South Korean diplomat (1942–1996)

Choe Deok-geun (2 November 1942 – 1 October 1996), also spelled Choi Duck-keun or Choi Duk-gun, was a South Korean consular official for the Russian Far East who was believed to have been assassinated by poison in October 1996.

==Biography==
Choe was born in Songtan, Pyeongtaek, Gyeonggido, South Korea. He studied the Russian language at Hankuk University of Foreign Studies. In 1985, he passed the Korean civil service exam. In February of 1993, Choe was appointed to the Ukrainian embassy in Korea. By December 1995, he was dispatched to Vladivostok to be the Consulate General.

Vladivostok was a popular destination for North Koreans working for or fleeing their government. The DPRK had a consulate in nearby Nakhodka. Choe's diplomatic work officially involved him acting as a consul of arts and culture, though it was later reported he was investigating counterfeiting and drug trafficking by North Koreans.

==Assassination==
Choe's body was discovered in the stairwell of an apartment complex housing other Korean nationals and diplomats. A few residents reported hearing a physical struggle, groans, and someone running away from the area. Blood was discovered from the 6th floor all the way down to the 3rd.

He had moved into this complex about 2 months prior. The complex was known to have lax security and issues with power outages. It is believed Choe was in the stairwell because the elevator power was out on that day.

The official cause of Choe's death was listed as bludgeoning, and he had damage to his skull; two pencil-sized holes on his torso suggested injection of a foreign substance into his body. The injection is believed to have contained neostigmine bromide. When his corpse was discovered, he still had $1,200 cash in his pocket.

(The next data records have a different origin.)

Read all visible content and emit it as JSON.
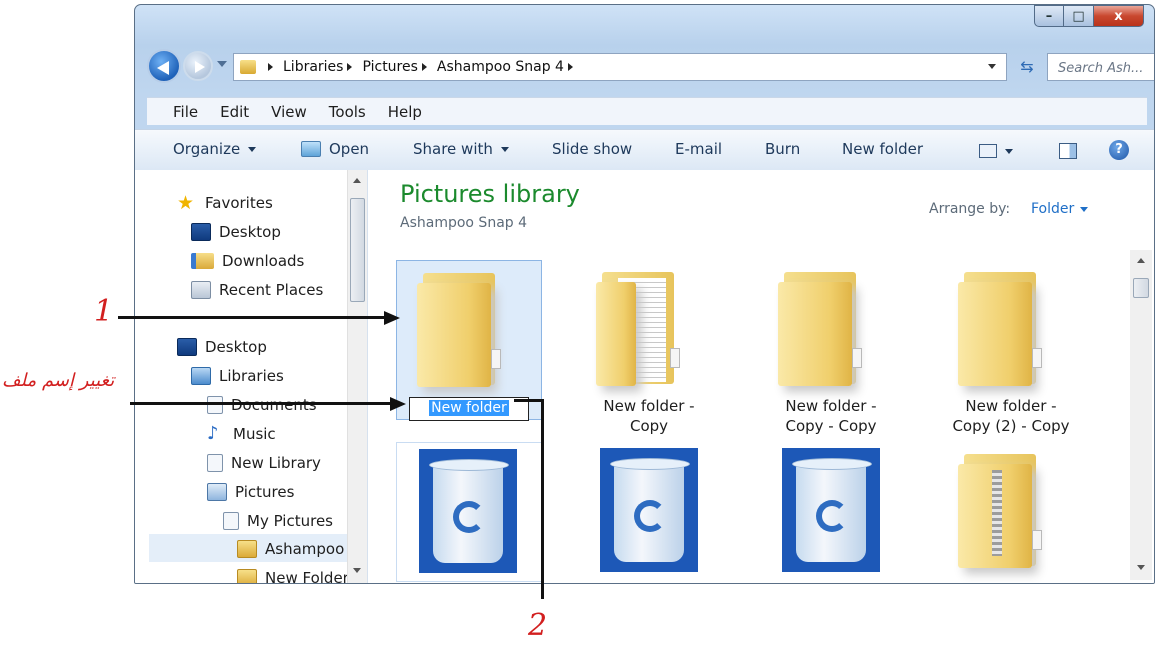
{
  "address": {
    "crumbs": [
      "Libraries",
      "Pictures",
      "Ashampoo Snap 4"
    ],
    "search_placeholder": "Search Ash..."
  },
  "caption_buttons": {
    "minimize": "–",
    "maximize": "□",
    "close": "x"
  },
  "menubar": [
    "File",
    "Edit",
    "View",
    "Tools",
    "Help"
  ],
  "toolbar": {
    "organize": "Organize",
    "open": "Open",
    "share_with": "Share with",
    "slide_show": "Slide show",
    "email": "E-mail",
    "burn": "Burn",
    "new_folder": "New folder",
    "help": "?"
  },
  "nav": {
    "favorites": "Favorites",
    "fav_desktop": "Desktop",
    "downloads": "Downloads",
    "recent_places": "Recent Places",
    "desktop": "Desktop",
    "libraries": "Libraries",
    "documents": "Documents",
    "music": "Music",
    "new_library": "New Library",
    "pictures": "Pictures",
    "my_pictures": "My Pictures",
    "ashampoo": "Ashampoo",
    "new_folder": "New Folder"
  },
  "content": {
    "title": "Pictures library",
    "subtitle": "Ashampoo Snap 4",
    "arrange_label": "Arrange by:",
    "arrange_value": "Folder",
    "items": [
      {
        "line1": "New folder",
        "line2": ""
      },
      {
        "line1": "New folder -",
        "line2": "Copy"
      },
      {
        "line1": "New folder -",
        "line2": "Copy - Copy"
      },
      {
        "line1": "New folder -",
        "line2": "Copy (2) - Copy"
      }
    ]
  },
  "annotations": {
    "label1": "1",
    "label2": "2",
    "arabic": "تغيير إسم ملف"
  },
  "colors": {
    "title_green": "#1b8a2d",
    "link_blue": "#1f6fc7",
    "annotation_red": "#d21f1f",
    "selection_blue": "#3399ff"
  }
}
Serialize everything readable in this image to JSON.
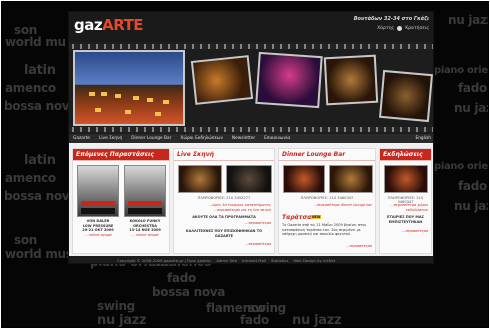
{
  "background_words": [
    {
      "text": "son",
      "size": 12
    },
    {
      "text": "world mu",
      "size": 12
    },
    {
      "text": "latin",
      "size": 13
    },
    {
      "text": "amenco",
      "size": 12
    },
    {
      "text": "bossa nova",
      "size": 12
    },
    {
      "text": "latin",
      "size": 13
    },
    {
      "text": "amenco",
      "size": 12
    },
    {
      "text": "bossa nova",
      "size": 12
    },
    {
      "text": "son",
      "size": 12
    },
    {
      "text": "world music",
      "size": 12
    },
    {
      "text": "piano oriental",
      "size": 12
    },
    {
      "text": "flamenco",
      "size": 12
    },
    {
      "text": "fado",
      "size": 12
    },
    {
      "text": "bossa nova",
      "size": 12
    },
    {
      "text": "swing",
      "size": 12
    },
    {
      "text": "nu jazz",
      "size": 13
    },
    {
      "text": "nu jazz",
      "size": 12
    },
    {
      "text": "piano oriental",
      "size": 10
    },
    {
      "text": "fado",
      "size": 12
    },
    {
      "text": "nu jazz",
      "size": 12
    },
    {
      "text": "piano oriental",
      "size": 10
    },
    {
      "text": "fado",
      "size": 12
    },
    {
      "text": "nu jazz",
      "size": 12
    },
    {
      "text": "flamenco",
      "size": 12
    },
    {
      "text": "fado",
      "size": 12
    },
    {
      "text": "swing",
      "size": 12
    },
    {
      "text": "nu jazz",
      "size": 13
    }
  ],
  "header": {
    "logo_main": "gaz",
    "logo_accent": "ARTE",
    "address": "Βουτάδων 32-34 στο Γκάζι",
    "map_link": "Χάρτης",
    "reservations": "Κρατήσεις"
  },
  "nav": [
    "Gazarte",
    "Live Σκηνή",
    "Dinner Lounge Bar",
    "Χώροι Εκδηλώσεων",
    "Newsletter",
    "Επικοινωνία"
  ],
  "nav_lang": "English",
  "columns": {
    "events": {
      "title": "Επόμενες Παραστάσεις",
      "items": [
        {
          "line1": "VON DALER",
          "line2": "LOW PRESSURE",
          "line3": "20-21 OKT 2009",
          "link": "... online αγορά"
        },
        {
          "line1": "KOKOLO FUNKY",
          "line2": "ORCHESTRA",
          "line3": "13-14 NOE 2009",
          "link": "... online αγορά"
        }
      ]
    },
    "live": {
      "title": "Live Σκηνή",
      "phone": "ΠΛΗΡΟΦΟΡΙΕΣ: 210 3452277",
      "link1": "...ώρες λειτουργίας καταστήματος",
      "link2": "...περισσότερα για τη live σκηνή",
      "headline1": "ΑΚΟΥΤΕ ΟΛΑ ΤΑ ΠΡΟΓΡΑΜΜΑΤΑ",
      "link3": "...περισσότερα",
      "headline2": "ΚΑΛΛΙΤΕΧΝΕΣ ΠΟΥ ΕΠΙΣΚΕΦΘΗΚΑΝ ΤΟ GAZARTE",
      "link4": "...περισσότερα"
    },
    "dinner": {
      "title": "Dinner Lounge Bar",
      "phone": "ΠΛΗΡΟΦΟΡΙΕΣ: 210 3460347",
      "link1": "...περισσότερα dinner lounge bar",
      "taratsa": "Ταράτσα",
      "new_badge": "NEW",
      "text": "Το Gazarte από τις 21 Μαΐου 2009 βγαίνει στην καταπράσινη ταράτσα του. Σας περιμένει με υπέροχη μουσική και ποικιλία φαγητού.",
      "link2": "...περισσότερα"
    },
    "venues": {
      "title": "Εκδηλώσεις",
      "phone": "ΠΛΗΡΟΦΟΡΙΕΣ: 210 3460347",
      "link1": "...περισσότερα χώροι εκδηλώσεων",
      "headline": "ΕΤΑΙΡΙΕΣ ΠΟΥ ΜΑΣ ΕΜΠΙΣΤΕΥΤΗΚΑΝ",
      "link2": "...περισσότερα"
    }
  },
  "footer": [
    "Copyright © 2008-2009 gazarte.gr | Όροι χρήσης",
    "Admin Site",
    "Intranet Mail",
    "Statistics",
    "Web Design by ArtNet"
  ]
}
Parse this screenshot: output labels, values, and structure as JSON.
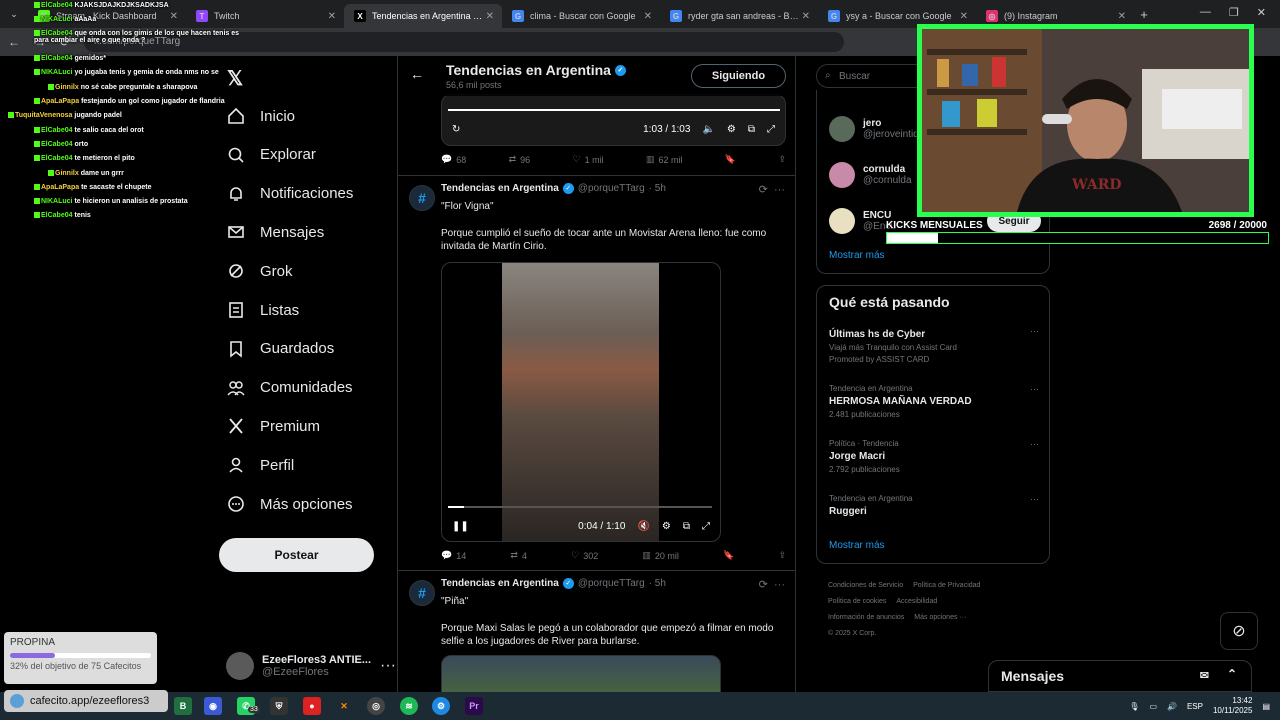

It emerged soon after that he had poison in his bloodstream of the same type as that carried by a North Korean submarine which had infiltrated South Korean waters and landed near Gangneung, Gangwon the previous month; North Korea had threatened to retaliate for the killings of their special forces agents by the South Korean Army. North Korea denied all involvement and accused the South of fabricating evidence in order to frame the North. Some news reports at the time suggested that the North Koreans had hired a Russian Mafia hitman to actually carry out the murder.

Two or three assailants participated in the murder.

==Aftermath==
Russia's two year long investigation concluded Choe was killed in an act of random violence. The South Korean government maintains its disagreement with this conclusion.

As a result of his death, South Korea's Ministry of Foreign Affairs and Trade allegedly instructed their personnel to refrain from contacting with or providing assistance to North Koreans in Russia, even refugees, for fear that they too could be murdered. Some analysts believe that the North Korean government chose to delay announcing their 24 August arrest and detention of American citizen Evan Hunziker until around the time of Choe's murder in an attempt to divert attention.

In 2011, the government requested Russia open a renewed investigation into the killing.

No murderer has ever been accused in Choe's death.